Well, this implies that if Ionians do so, they might have been using also contracted verb forms sometimes, which is quite contrary to the vast uncontracted forms. Yet the correctness of this has to be cross-checked.

Herodian says that this is an Ionian poetic form/preference in order to preserve the verse's metre. But his examples don't happen to include a contract verb, but rather verbs that begin with the 3 changing vowels, i.e. α, ε, ο. Those are ἄκουεν instead of ἤκουεν, ἔλαυνεν instead of ἤλαυνεν and ὀνόμαζεν instead of ὠνόμαζεν. It sounds - at least to me - that contract verbs beginning with those would do the same. Hope this helped a bit.

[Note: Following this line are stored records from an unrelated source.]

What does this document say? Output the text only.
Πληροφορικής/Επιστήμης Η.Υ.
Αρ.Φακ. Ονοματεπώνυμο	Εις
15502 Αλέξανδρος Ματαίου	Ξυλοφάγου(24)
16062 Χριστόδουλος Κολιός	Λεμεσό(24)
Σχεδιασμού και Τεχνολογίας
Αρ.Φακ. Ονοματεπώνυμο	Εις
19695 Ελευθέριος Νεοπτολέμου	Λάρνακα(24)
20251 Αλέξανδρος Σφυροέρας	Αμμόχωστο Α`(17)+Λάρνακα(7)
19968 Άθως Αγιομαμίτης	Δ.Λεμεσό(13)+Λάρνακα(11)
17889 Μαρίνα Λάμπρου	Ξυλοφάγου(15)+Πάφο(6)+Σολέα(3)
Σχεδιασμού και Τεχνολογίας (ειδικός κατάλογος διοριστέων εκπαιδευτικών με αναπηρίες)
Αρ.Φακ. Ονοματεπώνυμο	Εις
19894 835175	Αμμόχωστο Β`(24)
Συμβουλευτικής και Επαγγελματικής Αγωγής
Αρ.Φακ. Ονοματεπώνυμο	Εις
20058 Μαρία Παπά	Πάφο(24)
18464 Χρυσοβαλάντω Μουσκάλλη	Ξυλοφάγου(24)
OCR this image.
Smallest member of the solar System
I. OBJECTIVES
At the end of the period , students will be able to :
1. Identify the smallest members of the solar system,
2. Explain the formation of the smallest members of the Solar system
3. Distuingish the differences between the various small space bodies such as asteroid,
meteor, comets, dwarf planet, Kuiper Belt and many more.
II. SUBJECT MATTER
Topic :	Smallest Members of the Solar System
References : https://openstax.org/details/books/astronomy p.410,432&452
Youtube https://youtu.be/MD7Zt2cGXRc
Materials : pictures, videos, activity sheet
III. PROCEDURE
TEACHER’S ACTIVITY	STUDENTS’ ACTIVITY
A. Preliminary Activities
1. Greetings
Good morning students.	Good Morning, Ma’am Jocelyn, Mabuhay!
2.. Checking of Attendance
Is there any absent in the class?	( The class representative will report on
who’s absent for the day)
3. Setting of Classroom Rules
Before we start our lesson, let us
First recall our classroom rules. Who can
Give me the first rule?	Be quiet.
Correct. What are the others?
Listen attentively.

  • But that's not a contract verb, so it doesn't seem to be relevant to the OP's question.
    – TKR
    Commented Mar 17, 2014 at 3:31
  • But this idea is to be approached by a more general rule. Have a look at my updated response. Commented Mar 17, 2014 at 12:45

It is not correct to say that the unaugmented forms are older than the augmented ones. From a historical point of view the Greek unaugmented imperfect continues the Indo-European present injunctive, and the unaugmented aorist continues the IE aorist injunctive. Early in the history of Greek the injunctive merged in function with the past tenses of the indicative (imperfect and aorist indicative); the injunctive forms thus became redundant and dropped out of use.


The place to look is Herodotus. The only unaugmented, contracted imperfects forms I see there are ἑσσοῦντο, ἑσσοῦτο 'defeat'; Herodotus did not contract normally.


Most forms in Homer are uncontracted; contraction is -as far as I know- a specific Attic-Ionic feature (Asiatic Ionic does have contraction occasionally as well in specific cases, but the resulting sounds are somewhat different from the Attic ones) that has come about later than the necessity for marking past tenses with the augment.

So, you are likely to find a form like τίμαον in Homer, but τίμων (iso ἐτίμαον/ἐτίμων) you will not encounter.

  • Thank you for your answer. I understand the way you analyse my question but I beg to differ on the way you jump to the conclusion. Homeric verbal forms are so various and belong to such a large gap of time that I would not be surprised if, e.g. in a late passage, such strange forms had been invented.
    – suizokukan
    Commented Mar 11, 2014 at 21:46
  • It's not true that contraction is a specifically Attic-Ionic feature: Doric and Aeolic dialects have contractions too, though the details differ.